Feb 02, 2011|
For their 50th animated feature, Disney really tried to make it special. They changed the title formula (The Brothers Grimm’s Rapunzel story is retold under the name of “Tangled” instead of the studio’s trademark headings like “[Insert Mythical Person’s Name Here]” or “The [Name] and the [Name]”); they went bonkers with the budget (costing US$260 million, this is the most expensive animated feature ever, and the second most expensive film ever made); and they altered the plot (forget about the prince; what we have here is a hot, young thief).
Joined by a top-notch cast and crew, directors Nathan Greno and Byron Howard (who worked together in “Bolt”) mix some impressive musical numbers with a lot of Shrek-ish cheekiness, all while keeping the upbeat and romantic Disney spirit. And voila! A zippy, witty, funny, not-your average fairy tale is born, ready to make any cynic walk out of the cinema feeling all warm and fuzzy.
As an infant, Princess Rapunzel (Mandy Moore) is stolen from her royal home by the greedy and evil Mother Gothel (Donna Murphy), who uses the princess’s magical blonde locks for her own eternal youth and beauty. To keep the big secret, she locks Rapunzel in a high tower deep in the forest and raises her as her own daughter. For 18 years, Rapunzel never leaves the tower or gets a haircut, living in absolute isolation with 70-foot-long tresses. Finally, despite her guilt and fear of her overprotective mother, the teenager looks for an escape. And the kingdom’s most wanted fugitive, the dashing and overconfident Flynn Rider (Zachary Levi, “Chuck”) shows up just in time. He climbs into the tower while on the run and is ironically knocked out and held hostage by the feisty damsel in distress, who agrees to release him and give back his plunder as long as he takes her to the outside world for a short trip to see the floating lanterns. Of course, while they’re being chased along the way by the royal guards and Mother Gothel, their romance blossoms.
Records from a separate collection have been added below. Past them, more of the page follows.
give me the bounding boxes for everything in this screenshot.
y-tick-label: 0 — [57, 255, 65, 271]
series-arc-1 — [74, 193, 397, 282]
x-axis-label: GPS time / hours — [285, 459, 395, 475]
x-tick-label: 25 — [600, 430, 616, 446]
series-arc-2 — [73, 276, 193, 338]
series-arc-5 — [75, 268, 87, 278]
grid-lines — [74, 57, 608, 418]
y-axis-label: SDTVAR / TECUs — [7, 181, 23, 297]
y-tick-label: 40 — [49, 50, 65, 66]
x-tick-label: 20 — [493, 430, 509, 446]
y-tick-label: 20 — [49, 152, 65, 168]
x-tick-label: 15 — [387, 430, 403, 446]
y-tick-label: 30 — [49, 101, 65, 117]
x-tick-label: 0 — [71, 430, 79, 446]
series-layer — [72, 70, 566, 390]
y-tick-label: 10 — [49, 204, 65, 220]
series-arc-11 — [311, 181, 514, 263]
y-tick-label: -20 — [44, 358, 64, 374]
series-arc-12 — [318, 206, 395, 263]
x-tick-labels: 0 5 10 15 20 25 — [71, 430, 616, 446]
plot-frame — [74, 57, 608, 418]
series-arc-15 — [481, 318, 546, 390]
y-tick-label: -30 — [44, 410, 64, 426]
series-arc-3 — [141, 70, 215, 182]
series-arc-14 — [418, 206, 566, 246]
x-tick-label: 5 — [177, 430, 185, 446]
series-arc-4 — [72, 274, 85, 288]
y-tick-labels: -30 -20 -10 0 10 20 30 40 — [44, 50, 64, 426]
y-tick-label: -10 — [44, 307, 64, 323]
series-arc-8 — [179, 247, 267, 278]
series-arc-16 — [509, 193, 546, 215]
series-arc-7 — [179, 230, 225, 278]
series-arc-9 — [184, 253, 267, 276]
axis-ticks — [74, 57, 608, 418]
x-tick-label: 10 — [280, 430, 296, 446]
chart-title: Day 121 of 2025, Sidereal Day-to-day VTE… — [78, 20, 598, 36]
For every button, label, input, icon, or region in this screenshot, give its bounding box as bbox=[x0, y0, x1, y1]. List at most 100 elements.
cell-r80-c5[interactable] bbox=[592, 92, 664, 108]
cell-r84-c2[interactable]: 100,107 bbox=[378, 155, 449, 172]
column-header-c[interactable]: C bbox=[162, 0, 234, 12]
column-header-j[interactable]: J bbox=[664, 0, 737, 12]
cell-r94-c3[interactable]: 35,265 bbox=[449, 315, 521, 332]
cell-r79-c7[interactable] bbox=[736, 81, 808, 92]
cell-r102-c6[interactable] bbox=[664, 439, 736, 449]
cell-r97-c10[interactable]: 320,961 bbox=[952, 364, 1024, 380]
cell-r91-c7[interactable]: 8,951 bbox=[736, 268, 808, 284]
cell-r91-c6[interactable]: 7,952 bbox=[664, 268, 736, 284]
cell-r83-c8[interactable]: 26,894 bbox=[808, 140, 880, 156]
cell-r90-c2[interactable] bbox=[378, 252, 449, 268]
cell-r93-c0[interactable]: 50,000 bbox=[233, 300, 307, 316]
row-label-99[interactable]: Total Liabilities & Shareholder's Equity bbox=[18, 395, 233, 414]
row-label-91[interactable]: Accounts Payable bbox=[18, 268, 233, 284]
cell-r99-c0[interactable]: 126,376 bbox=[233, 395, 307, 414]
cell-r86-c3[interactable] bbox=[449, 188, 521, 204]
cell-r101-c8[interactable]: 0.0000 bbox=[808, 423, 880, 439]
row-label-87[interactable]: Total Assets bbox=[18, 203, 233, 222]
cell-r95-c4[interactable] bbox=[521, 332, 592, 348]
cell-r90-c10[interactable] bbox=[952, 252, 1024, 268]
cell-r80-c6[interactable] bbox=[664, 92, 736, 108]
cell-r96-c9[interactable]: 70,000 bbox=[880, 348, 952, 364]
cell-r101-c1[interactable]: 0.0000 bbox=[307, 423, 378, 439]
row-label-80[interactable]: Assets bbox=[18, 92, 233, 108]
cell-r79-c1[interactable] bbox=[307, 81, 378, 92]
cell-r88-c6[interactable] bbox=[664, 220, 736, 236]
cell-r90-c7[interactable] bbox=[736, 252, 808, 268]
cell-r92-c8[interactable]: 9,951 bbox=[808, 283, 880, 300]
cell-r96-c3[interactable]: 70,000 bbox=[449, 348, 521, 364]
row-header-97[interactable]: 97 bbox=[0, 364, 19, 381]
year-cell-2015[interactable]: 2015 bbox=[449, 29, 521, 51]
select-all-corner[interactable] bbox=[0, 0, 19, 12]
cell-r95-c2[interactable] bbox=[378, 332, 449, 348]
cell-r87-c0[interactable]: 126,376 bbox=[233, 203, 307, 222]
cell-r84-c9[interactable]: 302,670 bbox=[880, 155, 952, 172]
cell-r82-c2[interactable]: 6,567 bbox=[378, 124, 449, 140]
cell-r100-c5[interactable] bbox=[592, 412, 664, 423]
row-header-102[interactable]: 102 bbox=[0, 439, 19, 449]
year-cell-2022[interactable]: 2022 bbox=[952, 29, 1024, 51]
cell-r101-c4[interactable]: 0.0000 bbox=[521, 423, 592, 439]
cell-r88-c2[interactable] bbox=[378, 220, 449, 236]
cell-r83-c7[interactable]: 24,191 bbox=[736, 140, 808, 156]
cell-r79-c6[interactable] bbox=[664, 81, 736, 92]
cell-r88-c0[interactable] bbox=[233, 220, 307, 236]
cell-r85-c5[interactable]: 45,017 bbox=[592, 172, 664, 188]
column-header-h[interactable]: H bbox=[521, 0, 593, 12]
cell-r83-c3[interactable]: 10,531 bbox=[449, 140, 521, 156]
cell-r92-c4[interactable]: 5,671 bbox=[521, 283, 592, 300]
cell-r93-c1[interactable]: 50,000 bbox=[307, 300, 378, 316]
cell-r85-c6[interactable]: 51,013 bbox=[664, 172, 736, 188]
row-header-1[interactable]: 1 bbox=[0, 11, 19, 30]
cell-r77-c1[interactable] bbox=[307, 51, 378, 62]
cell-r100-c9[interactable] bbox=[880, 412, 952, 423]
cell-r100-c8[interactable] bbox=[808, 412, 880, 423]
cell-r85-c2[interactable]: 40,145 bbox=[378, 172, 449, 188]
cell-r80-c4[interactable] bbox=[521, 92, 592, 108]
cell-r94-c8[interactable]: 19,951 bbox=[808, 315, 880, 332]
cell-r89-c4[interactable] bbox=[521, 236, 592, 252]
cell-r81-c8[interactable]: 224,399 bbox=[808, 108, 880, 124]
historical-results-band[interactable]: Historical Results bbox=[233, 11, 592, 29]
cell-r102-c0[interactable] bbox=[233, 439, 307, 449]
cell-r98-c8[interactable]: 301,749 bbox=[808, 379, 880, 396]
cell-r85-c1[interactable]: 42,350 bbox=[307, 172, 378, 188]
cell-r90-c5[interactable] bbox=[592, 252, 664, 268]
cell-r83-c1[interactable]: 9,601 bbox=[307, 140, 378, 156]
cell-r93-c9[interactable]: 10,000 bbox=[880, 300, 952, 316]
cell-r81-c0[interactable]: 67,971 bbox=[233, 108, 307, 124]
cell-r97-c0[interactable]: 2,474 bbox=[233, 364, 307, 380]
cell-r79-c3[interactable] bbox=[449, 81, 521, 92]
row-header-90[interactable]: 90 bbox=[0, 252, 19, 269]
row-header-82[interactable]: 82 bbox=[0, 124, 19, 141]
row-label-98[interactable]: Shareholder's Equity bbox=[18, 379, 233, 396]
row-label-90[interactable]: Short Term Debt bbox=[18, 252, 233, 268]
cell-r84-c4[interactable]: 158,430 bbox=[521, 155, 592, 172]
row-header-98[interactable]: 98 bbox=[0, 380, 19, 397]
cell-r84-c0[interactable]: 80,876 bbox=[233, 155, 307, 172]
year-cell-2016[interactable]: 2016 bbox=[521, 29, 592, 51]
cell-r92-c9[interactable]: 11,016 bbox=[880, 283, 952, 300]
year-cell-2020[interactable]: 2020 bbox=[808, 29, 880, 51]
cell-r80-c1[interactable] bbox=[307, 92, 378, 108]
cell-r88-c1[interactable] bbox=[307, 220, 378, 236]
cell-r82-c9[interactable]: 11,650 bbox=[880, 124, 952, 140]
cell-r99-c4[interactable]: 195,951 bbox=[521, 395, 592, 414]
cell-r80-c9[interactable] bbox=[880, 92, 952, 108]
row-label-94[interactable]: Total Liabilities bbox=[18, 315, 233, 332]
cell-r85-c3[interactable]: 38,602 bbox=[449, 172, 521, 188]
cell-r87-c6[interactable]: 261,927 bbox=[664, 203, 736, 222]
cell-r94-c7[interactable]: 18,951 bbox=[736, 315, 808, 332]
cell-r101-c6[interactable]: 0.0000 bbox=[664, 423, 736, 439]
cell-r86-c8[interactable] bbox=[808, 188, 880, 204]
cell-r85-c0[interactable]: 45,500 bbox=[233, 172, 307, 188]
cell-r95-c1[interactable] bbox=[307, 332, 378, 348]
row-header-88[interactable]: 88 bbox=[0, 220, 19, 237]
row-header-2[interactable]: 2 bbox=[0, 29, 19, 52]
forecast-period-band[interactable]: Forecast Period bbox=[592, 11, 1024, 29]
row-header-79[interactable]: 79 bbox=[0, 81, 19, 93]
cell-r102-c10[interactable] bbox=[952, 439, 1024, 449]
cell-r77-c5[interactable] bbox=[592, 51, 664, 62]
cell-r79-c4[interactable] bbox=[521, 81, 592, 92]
While the half-hand-painted, half-CG animations look classy and lively, the vibrant and amusing songs crafted by legendary film composer Alan Menken (an eight-time Oscar winner for Disney classics such as “Beauty and the Beast” and “Aladdin”) and lyricist Glenn Slater truly make the film a delightful treat. Moore’s poppy voice matches the innocent protagonist, and who’d have thought that the geek from “Chuck” has got some pipes, too?! But the best part of the movie has got to be Broadway diva Murphy’s old-school theatrical vocals—when she belts out the show-stopping number “Mother Knows Best,” you instantly get goosebumps all over. In addition, the film’s astoundingly dead-on grasp of the typical passive-aggressive mother-daughter relationship will definitely resonate with a lot of the female audience. But boyfriends should not be worried here as the film also moves at a brisk pace and contains some decent action sequences—a hilarious scene where a bunch of Viking thugs burst into song about life’s dreams will make you laugh out loud and hum along.
There’s no point in denying that every once in a while, we crave a dose of happily-ever-after Disneyness, and “Tangled,” with a simple but perfect recipe for humor, purity and a likable jack-the-lad, is a perfect choice for a family hangout or a great date.